Hong Kong ferry operator

Peng Chau Kaito Limited, more commonly known as Peng Chau Kaito (坪洲街渡), is a small kai-to ferry operator in Hong Kong. The company runs services between Peng Chau and Discovery Bay (Nim Shue Wan) with occasional stops at the Trappist Monastery on Lantau Island, as well as the route between Discovery Bay and Mui Wo. The main route between Peng Chau and Discovery Bay received an estimated 1,420 passengers per day in 2013. The company also offers vessel hire.
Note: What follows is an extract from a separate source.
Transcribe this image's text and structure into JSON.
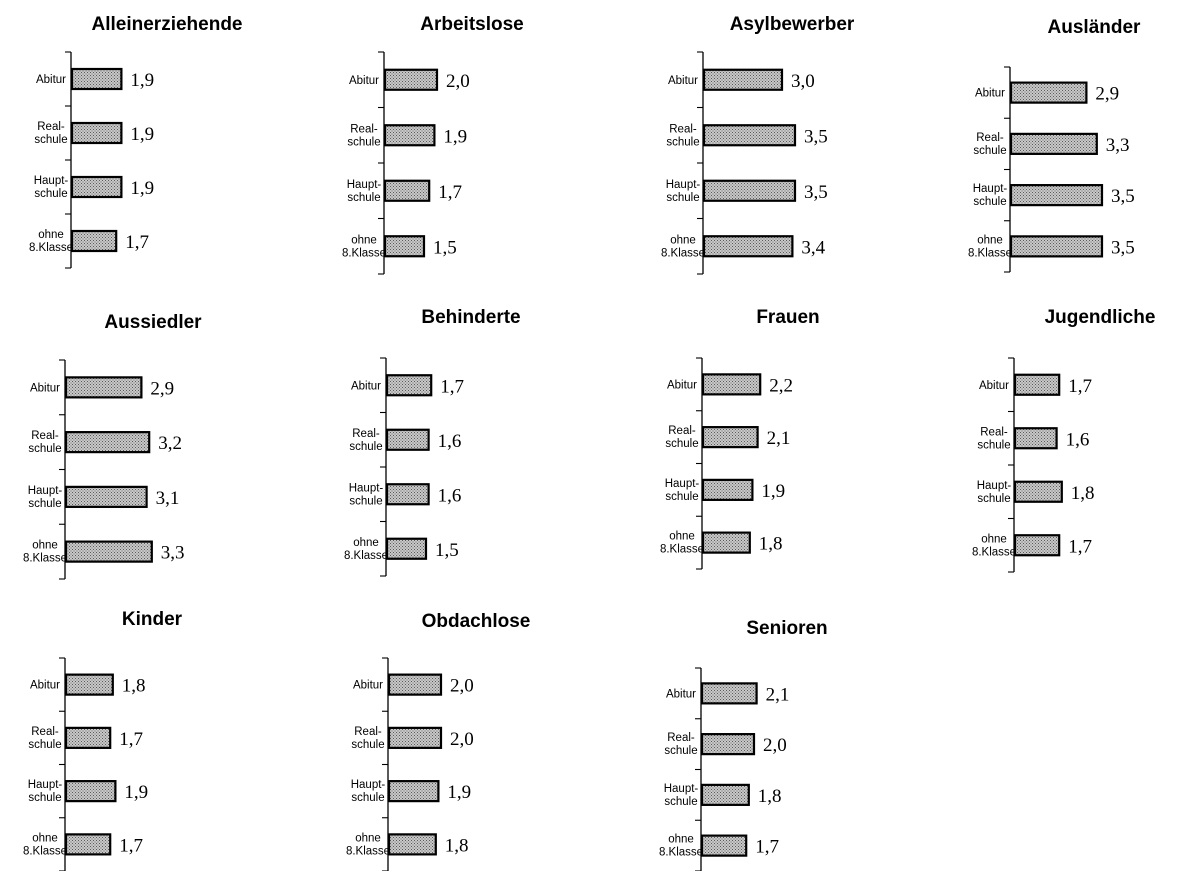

The routes which serve Peng Chau make use of the Peng Chau Public Pier.

==Service==
In 2012, the company was granted permission from the government to reduce the frequency of its route between Discovery Bay and Mui Wo to reduce costs which had risen due to an increase in fuel prices. The service was suspended the following year as a result of extra requirements the government imposed in the wake of the 2012 Lamma Island ferry collision.

==Fleet==
The company maintains a fleet of 3 vessels:
- Wing Yip No.10 (永業10號)
  - Built in 1990, the launch was produced in Guangdong Province, China. The vessel serves mainly the Peng Chau >> Trappist Monastery >> Discovery Bay route. Registration number: A5573
- Ma Wan No.1 (馬灣1號)
  - Built in 1995 in Zhuhai, Guangdong Province, China. The ferry has an air-conditioned lower deck. The vessel mainly runs the route between Mui Wo and Discovery Bay. Registration number: A9433
- Sing Way 3 (聲威3號)
  - Serves the Peng Chau >> Trappist Monastery >> Discovery Bay route. Registration number: A6093

==Fare==
The following table outlines the fare for the Peng Chau >> Discovery Bay route.

Peng Chau to Discovery Bay service
| Adult | HK$7.5 |
| Child (between 1 and 5 years) | HK$3 |
| Bicycles / animals | HK$6 |
Octopus card is usable on this service. Passengers paying in cash will not receive change.